“Ghost passengers” have reportedly been turning up in taxis in the Japan region where an earthquake and tsunami devastated the area and left thousands of people dead, Fox News reports.
On March 11, 2011, a magnitude 9.0 undersea earthquake struck the coast of the Sendai region of Japan (about 250 miles northeast of Tokyo). The earthquake, and resulting tsunami, devastated the region — Ishinomaki (population: 145,000) in particular — and left over 18,000 people dead.
Life, however, goes on. Farmers have replanted their fields. Workers have gone back to their jobs. And cab drivers have gone back to their cabs.
As it turns out, however, it seems that some of the victims of the earthquake and tsunami have lingered behind, and have turned up as passengers in cabs. They stay long enough to confuse and terrify the driver, then disappear (and skip out on the fare).

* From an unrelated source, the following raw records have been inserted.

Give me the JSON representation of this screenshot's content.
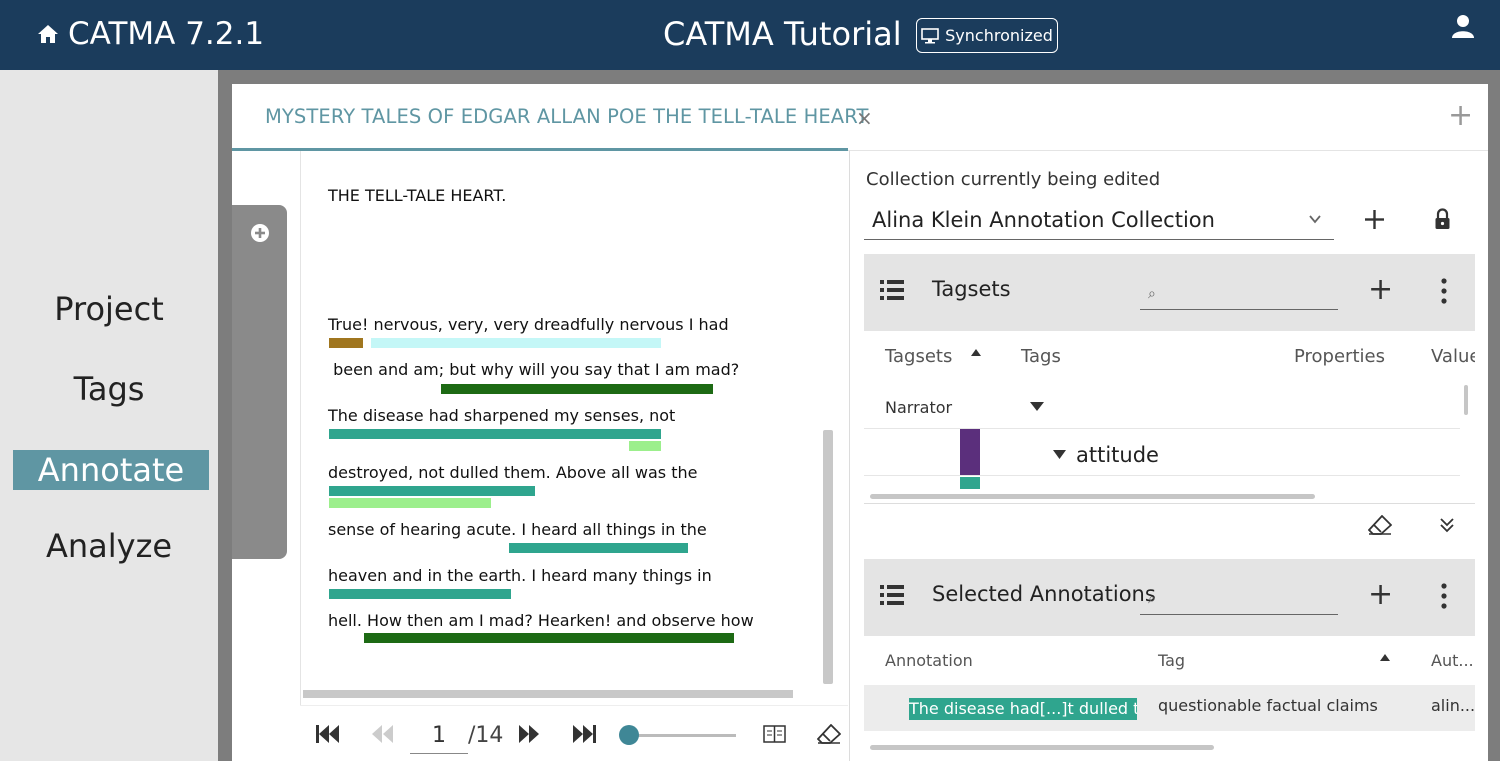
{
  "app": {
    "brand": "CATMA 7.2.1",
    "project_title": "CATMA Tutorial",
    "sync_label": "Synchronized"
  },
  "nav": {
    "items": [
      {
        "label": "Project",
        "active": false
      },
      {
        "label": "Tags",
        "active": false
      },
      {
        "label": "Annotate",
        "active": true
      },
      {
        "label": "Analyze",
        "active": false
      }
    ]
  },
  "tabs": {
    "doc_title": "MYSTERY TALES OF EDGAR ALLAN POE THE TELL-TALE HEART",
    "close_symbol": "×",
    "add_symbol": "+"
  },
  "document": {
    "lines": [
      "THE TELL-TALE HEART.",
      "True! nervous, very, very dreadfully nervous I had",
      " been and am; but why will you say that I am mad?",
      "The disease had sharpened my senses, not",
      "destroyed, not dulled them. Above all was the",
      "sense of hearing acute. I heard all things in the",
      "heaven and in the earth. I heard many things in",
      "hell. How then am I mad? Hearken! and observe how"
    ],
    "highlight_colors": {
      "brown": "#a0761f",
      "light_cyan": "#c4f7f7",
      "dark_green": "#1d6a14",
      "teal": "#2fa58e",
      "light_green": "#9cef8c"
    }
  },
  "pager": {
    "current_page": "1",
    "total_pages": "/14"
  },
  "right_panel": {
    "collection_label": "Collection currently being edited",
    "collection_value": "Alina Klein Annotation Collection",
    "tagsets": {
      "title": "Tagsets",
      "columns": [
        "Tagsets",
        "Tags",
        "Properties",
        "Value"
      ],
      "rows": [
        {
          "tagset": "Narrator"
        },
        {
          "tag": "attitude",
          "color": "#5b2f7c"
        }
      ]
    },
    "selected_annotations": {
      "title": "Selected Annotations",
      "columns": [
        "Annotation",
        "Tag",
        "Aut..."
      ],
      "rows": [
        {
          "annotation": "The disease had[...]t dulled them",
          "tag": "questionable factual claims",
          "author": "alin..."
        }
      ]
    }
  }
}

Tohoku Gakuin University sociology researcher Yuka Kudo interviewed over 100 Ishinomaki cab drivers, asking if they had any “unusual” experiences after the earthquake and tsunami. Most of her interview subjects got angry and refused to talk. But seven cab drivers did speak, and what they told her was downright creepy.
One driver, in his 40s, reported picking up a ghost passenger, a man in his 20s. When the cabbie asked his passenger his destination, the man would only point forward and say “Mount Hiyoriyama.” Once they arrived at the destination, the cabbie said his passenger had disappeared.
Another cabbie, in his 50s, said he picked up a woman near a train station, who asked to be taken to a part of town still in ruins from the tsunami. “The area is almost empty. Is it OK?” he asked her. Shivering, she responded, “Have I died?” When he turned to speak to her, she was gone.
Kudo tells Japanese newspaper Asahi Shinbun that the ghost passengers, who all took the guise of young adults, are victims of the tsunami who never got the chance to say goodbye to their loved ones.
“Young people feel strongly chagrined (at their deaths) when they cannot meet people they love. As they want to convey their bitterness, they may have chosen taxis, which are like private rooms, as a medium to do so.”
For the cab drivers, having a ghost passenger is more of an honor than a terrifying encounter. Like all of the people in the tsunami-devastated region, the pain of loss from the disaster still lingers, and if having a ghost passenger in a cab helps the drivers deal with that pain, then they’re glad for the experience, said one driver.
“It is not strange to see a ghost (here). If I encounter a ghost again, I will accept it as my passenger.”
Ghost passengers in cabs aren’t the only paranormal entities reported in the Sendai area since the 2011 tsunami. In fact, the area has become a hotbed for ghost-sightings, with several videos showing up on YouTube purporting to show ghosts or other unexplained paranormal phenomena.
Ghost passengers turning up in cars aren’t limited to Japan; in fact, the “Vanishing Hitchhiker” has been a part of paranormal lore since the days of horses and buggies. One stretch of road in suburban Chicago is the abode of the famed “Resurrection Mary.” For decades, drivers have reported picking up a hitchhiker — a woman, in formal attire — who disappears when they approach a nearby cemetery.
Despite the hair-raising narrative of the ghost passenger stories, it turns out that there’s probably a far more mundane explanation for the experiences of the cabbies in the tsunami-devastated region. Psychiatrists have identified a form of delusion, called a “grief hallucination,” that causes a grieving person to think they see a lost loved one.